Investigation of membrane-aerated biofilm reactor (MABR) for the treatment of crude oil wastewater from offshore oil platforms

Abstract

Membrane-aerated biofilm reactor (MABR) was designed to treat oilfield produced wastewater from offshore oil platform. The effects of suspended solids (SS) of influent, intra-membrane air pressure, and feed flow velocity on chemical oxygen demand (COD), oil, and ammonia nitrogen (NH4+-N) removals were investigated through a 160-d process study.
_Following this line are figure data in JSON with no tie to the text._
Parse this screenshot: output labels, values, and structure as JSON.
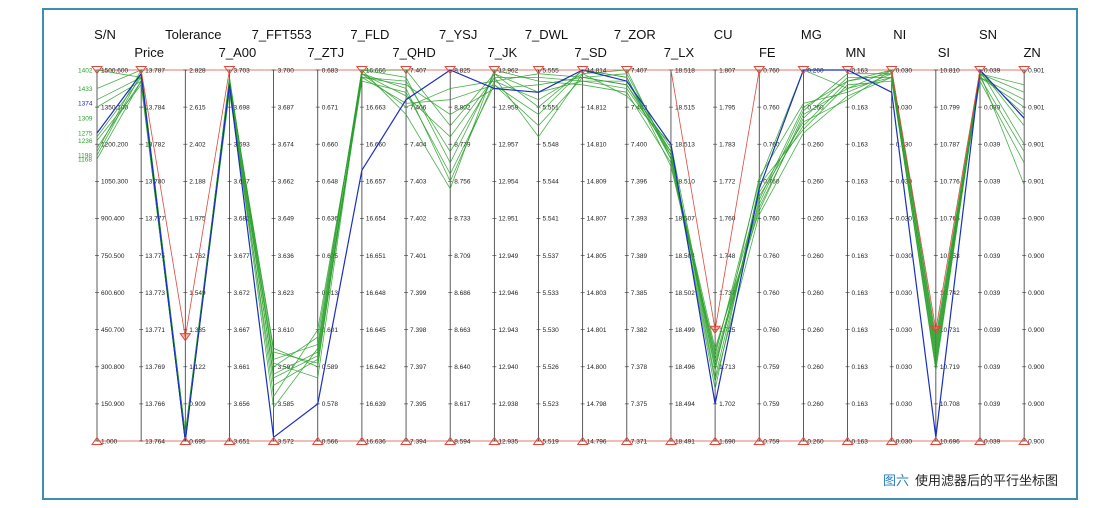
{
  "chart_data": {
    "type": "parallel-coordinates",
    "caption_figure": "图六",
    "caption_text": "使用滤器后的平行坐标图",
    "colors": {
      "selected": "#1a2fbf",
      "others": "#2aa02a",
      "filter": "#e0483a",
      "axis": "#333333"
    },
    "axes": [
      {
        "name": "S/N",
        "ticks": [
          "1500.600",
          "1350.100",
          "1200.200",
          "1050.300",
          "900.400",
          "750.500",
          "600.600",
          "450.700",
          "300.800",
          "150.900",
          "1.000"
        ],
        "extra_labels": [
          "1402",
          "1433",
          "1374",
          "1309",
          "1275",
          "1236",
          "1198",
          "1168"
        ],
        "filter_top": true,
        "filter_bottom": true
      },
      {
        "name": "Price",
        "ticks": [
          "13.787",
          "13.784",
          "13.782",
          "13.780",
          "13.777",
          "13.775",
          "13.773",
          "13.771",
          "13.769",
          "13.766",
          "13.764"
        ],
        "filter_top": true,
        "filter_bottom": false
      },
      {
        "name": "Tolerance",
        "ticks": [
          "2.828",
          "2.615",
          "2.402",
          "2.188",
          "1.975",
          "1.762",
          "1.549",
          "1.335",
          "1.122",
          "0.909",
          "0.695"
        ],
        "filter_top": false,
        "filter_mid": 0.72,
        "filter_bottom": true
      },
      {
        "name": "7_A00",
        "ticks": [
          "3.703",
          "3.698",
          "3.693",
          "3.687",
          "3.682",
          "3.677",
          "3.672",
          "3.667",
          "3.661",
          "3.656",
          "3.651"
        ],
        "filter_top": true,
        "filter_bottom": true
      },
      {
        "name": "7_FFT553",
        "ticks": [
          "3.700",
          "3.687",
          "3.674",
          "3.662",
          "3.649",
          "3.636",
          "3.623",
          "3.610",
          "3.597",
          "3.585",
          "3.572"
        ],
        "filter_top": false,
        "filter_bottom": true
      },
      {
        "name": "7_ZTJ",
        "ticks": [
          "0.683",
          "0.671",
          "0.660",
          "0.648",
          "0.636",
          "0.625",
          "0.613",
          "0.601",
          "0.589",
          "0.578",
          "0.566"
        ],
        "filter_top": false,
        "filter_bottom": true
      },
      {
        "name": "7_FLD",
        "ticks": [
          "16.666",
          "16.663",
          "16.660",
          "16.657",
          "16.654",
          "16.651",
          "16.648",
          "16.645",
          "16.642",
          "16.639",
          "16.636"
        ],
        "filter_top": true,
        "filter_bottom": true
      },
      {
        "name": "7_QHD",
        "ticks": [
          "7.407",
          "7.406",
          "7.404",
          "7.403",
          "7.402",
          "7.401",
          "7.399",
          "7.398",
          "7.397",
          "7.395",
          "7.394"
        ],
        "filter_top": true,
        "filter_bottom": true
      },
      {
        "name": "7_YSJ",
        "ticks": [
          "8.825",
          "8.802",
          "8.779",
          "8.756",
          "8.733",
          "8.709",
          "8.686",
          "8.663",
          "8.640",
          "8.617",
          "8.594"
        ],
        "filter_top": true,
        "filter_bottom": true
      },
      {
        "name": "7_JK",
        "ticks": [
          "12.962",
          "12.959",
          "12.957",
          "12.954",
          "12.951",
          "12.949",
          "12.946",
          "12.943",
          "12.940",
          "12.938",
          "12.935"
        ],
        "filter_top": true,
        "filter_bottom": true
      },
      {
        "name": "7_DWL",
        "ticks": [
          "5.555",
          "5.551",
          "5.548",
          "5.544",
          "5.541",
          "5.537",
          "5.533",
          "5.530",
          "5.526",
          "5.523",
          "5.519"
        ],
        "filter_top": true,
        "filter_bottom": true
      },
      {
        "name": "7_SD",
        "ticks": [
          "14.814",
          "14.812",
          "14.810",
          "14.809",
          "14.807",
          "14.805",
          "14.803",
          "14.801",
          "14.800",
          "14.798",
          "14.796"
        ],
        "filter_top": true,
        "filter_bottom": true
      },
      {
        "name": "7_ZOR",
        "ticks": [
          "7.407",
          "7.403",
          "7.400",
          "7.396",
          "7.393",
          "7.389",
          "7.385",
          "7.382",
          "7.378",
          "7.375",
          "7.371"
        ],
        "filter_top": true,
        "filter_bottom": true
      },
      {
        "name": "7_LX",
        "ticks": [
          "18.518",
          "18.515",
          "18.513",
          "18.510",
          "18.507",
          "18.504",
          "18.502",
          "18.499",
          "18.496",
          "18.494",
          "18.491"
        ],
        "filter_top": false,
        "filter_bottom": true
      },
      {
        "name": "CU",
        "ticks": [
          "1.807",
          "1.795",
          "1.783",
          "1.772",
          "1.760",
          "1.748",
          "1.737",
          "1.725",
          "1.713",
          "1.702",
          "1.690"
        ],
        "filter_top": false,
        "filter_mid": 0.7,
        "filter_bottom": true
      },
      {
        "name": "FE",
        "ticks": [
          "0.760",
          "0.760",
          "0.760",
          "0.760",
          "0.760",
          "0.760",
          "0.760",
          "0.760",
          "0.759",
          "0.759",
          "0.759"
        ],
        "filter_top": true,
        "filter_bottom": true
      },
      {
        "name": "MG",
        "ticks": [
          "0.260",
          "0.260",
          "0.260",
          "0.260",
          "0.260",
          "0.260",
          "0.260",
          "0.260",
          "0.260",
          "0.260",
          "0.260"
        ],
        "filter_top": true,
        "filter_bottom": true
      },
      {
        "name": "MN",
        "ticks": [
          "0.163",
          "0.163",
          "0.163",
          "0.163",
          "0.163",
          "0.163",
          "0.163",
          "0.163",
          "0.163",
          "0.163",
          "0.163"
        ],
        "filter_top": true,
        "filter_bottom": true
      },
      {
        "name": "NI",
        "ticks": [
          "0.030",
          "0.030",
          "0.030",
          "0.030",
          "0.030",
          "0.030",
          "0.030",
          "0.030",
          "0.030",
          "0.030",
          "0.030"
        ],
        "filter_top": true,
        "filter_bottom": true
      },
      {
        "name": "SI",
        "ticks": [
          "10.810",
          "10.799",
          "10.787",
          "10.776",
          "10.765",
          "10.753",
          "10.742",
          "10.731",
          "10.719",
          "10.708",
          "10.696"
        ],
        "filter_top": false,
        "filter_mid": 0.7,
        "filter_bottom": true
      },
      {
        "name": "SN",
        "ticks": [
          "0.039",
          "0.039",
          "0.039",
          "0.039",
          "0.039",
          "0.039",
          "0.039",
          "0.039",
          "0.039",
          "0.039",
          "0.039"
        ],
        "filter_top": true,
        "filter_bottom": true
      },
      {
        "name": "ZN",
        "ticks": [
          "0.901",
          "0.901",
          "0.901",
          "0.901",
          "0.900",
          "0.900",
          "0.900",
          "0.900",
          "0.900",
          "0.900",
          "0.900"
        ],
        "filter_top": true,
        "filter_bottom": true
      }
    ],
    "series": [
      {
        "selected": true,
        "values": [
          0.17,
          0.01,
          1.0,
          0.04,
          0.99,
          0.9,
          0.27,
          0.08,
          0.0,
          0.05,
          0.06,
          0.0,
          0.03,
          0.2,
          0.9,
          0.32,
          0.0,
          0.0,
          0.06,
          0.99,
          0.0,
          0.13
        ]
      },
      {
        "selected": false,
        "values": [
          0.0,
          0.02,
          0.99,
          0.03,
          0.78,
          0.74,
          0.0,
          0.0,
          0.15,
          0.01,
          0.1,
          0.0,
          0.02,
          0.24,
          0.77,
          0.3,
          0.0,
          0.05,
          0.0,
          0.72,
          0.01,
          0.04
        ]
      },
      {
        "selected": false,
        "values": [
          0.05,
          0.0,
          0.98,
          0.05,
          0.82,
          0.76,
          0.02,
          0.03,
          0.22,
          0.02,
          0.02,
          0.03,
          0.05,
          0.22,
          0.8,
          0.35,
          0.1,
          0.03,
          0.01,
          0.76,
          0.02,
          0.1
        ]
      },
      {
        "selected": false,
        "values": [
          0.1,
          0.03,
          1.0,
          0.02,
          0.8,
          0.72,
          0.01,
          0.1,
          0.05,
          0.03,
          0.08,
          0.01,
          0.0,
          0.24,
          0.75,
          0.38,
          0.12,
          0.05,
          0.02,
          0.8,
          0.0,
          0.2
        ]
      },
      {
        "selected": false,
        "values": [
          0.19,
          0.04,
          0.99,
          0.06,
          0.85,
          0.78,
          0.03,
          0.06,
          0.28,
          0.04,
          0.15,
          0.02,
          0.04,
          0.21,
          0.83,
          0.33,
          0.14,
          0.08,
          0.0,
          0.74,
          0.03,
          0.25
        ]
      },
      {
        "selected": false,
        "values": [
          0.21,
          0.03,
          1.0,
          0.04,
          0.75,
          0.8,
          0.0,
          0.12,
          0.32,
          0.0,
          0.03,
          0.04,
          0.06,
          0.25,
          0.78,
          0.36,
          0.11,
          0.01,
          0.01,
          0.78,
          0.01,
          0.31
        ]
      },
      {
        "selected": false,
        "values": [
          0.22,
          0.0,
          0.98,
          0.03,
          0.88,
          0.7,
          0.02,
          0.04,
          0.12,
          0.05,
          0.04,
          0.02,
          0.01,
          0.23,
          0.86,
          0.31,
          0.16,
          0.04,
          0.03,
          0.79,
          0.02,
          0.08
        ]
      },
      {
        "selected": false,
        "values": [
          0.08,
          0.02,
          1.0,
          0.05,
          0.79,
          0.83,
          0.01,
          0.07,
          0.18,
          0.02,
          0.18,
          0.01,
          0.07,
          0.2,
          0.79,
          0.37,
          0.13,
          0.02,
          0.02,
          0.75,
          0.0,
          0.15
        ]
      },
      {
        "selected": false,
        "values": [
          0.23,
          0.01,
          0.99,
          0.04,
          0.91,
          0.75,
          0.0,
          0.02,
          0.25,
          0.01,
          0.06,
          0.03,
          0.03,
          0.22,
          0.81,
          0.29,
          0.09,
          0.06,
          0.01,
          0.77,
          0.01,
          0.06
        ]
      },
      {
        "selected": false,
        "values": [
          0.24,
          0.03,
          1.0,
          0.02,
          0.83,
          0.77,
          0.02,
          0.09,
          0.08,
          0.04,
          0.12,
          0.0,
          0.02,
          0.26,
          0.76,
          0.34,
          0.15,
          0.03,
          0.0,
          0.73,
          0.02,
          0.22
        ]
      },
      {
        "selected": false,
        "values": [
          0.18,
          0.02,
          0.98,
          0.03,
          0.76,
          0.79,
          0.01,
          0.05,
          0.3,
          0.03,
          0.01,
          0.02,
          0.04,
          0.23,
          0.84,
          0.39,
          0.17,
          0.07,
          0.02,
          0.81,
          0.01,
          0.12
        ]
      }
    ]
  }
}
The results indicate: (a) high influent SS resulted in the formation of a barrier layer containing insoluble SS on the outside surface of biofilm which significantly reduced the mass transfer of NH4+-N and organic substrates from wastewater to the biofilm; (b) under the condition of feed flow velocity of 0.01 m/s, with the increase in intra-membrane air pressure, the oxygen permeate flux of hollow fiber membrane was enhanced and NH4+-N removal efficiency at 0.12 MPa was up to 95%; (c) under the condition of intra-membrane air pressure of 0.08 MPa, with the increase in flow velocity, the performance of MABR was significantly enhanced, the best removal efficiencies of COD, oil, and NH4+-N reached 60.3, 80, and 95%, respectively, at the feed flow velocity of 0.05 m/s.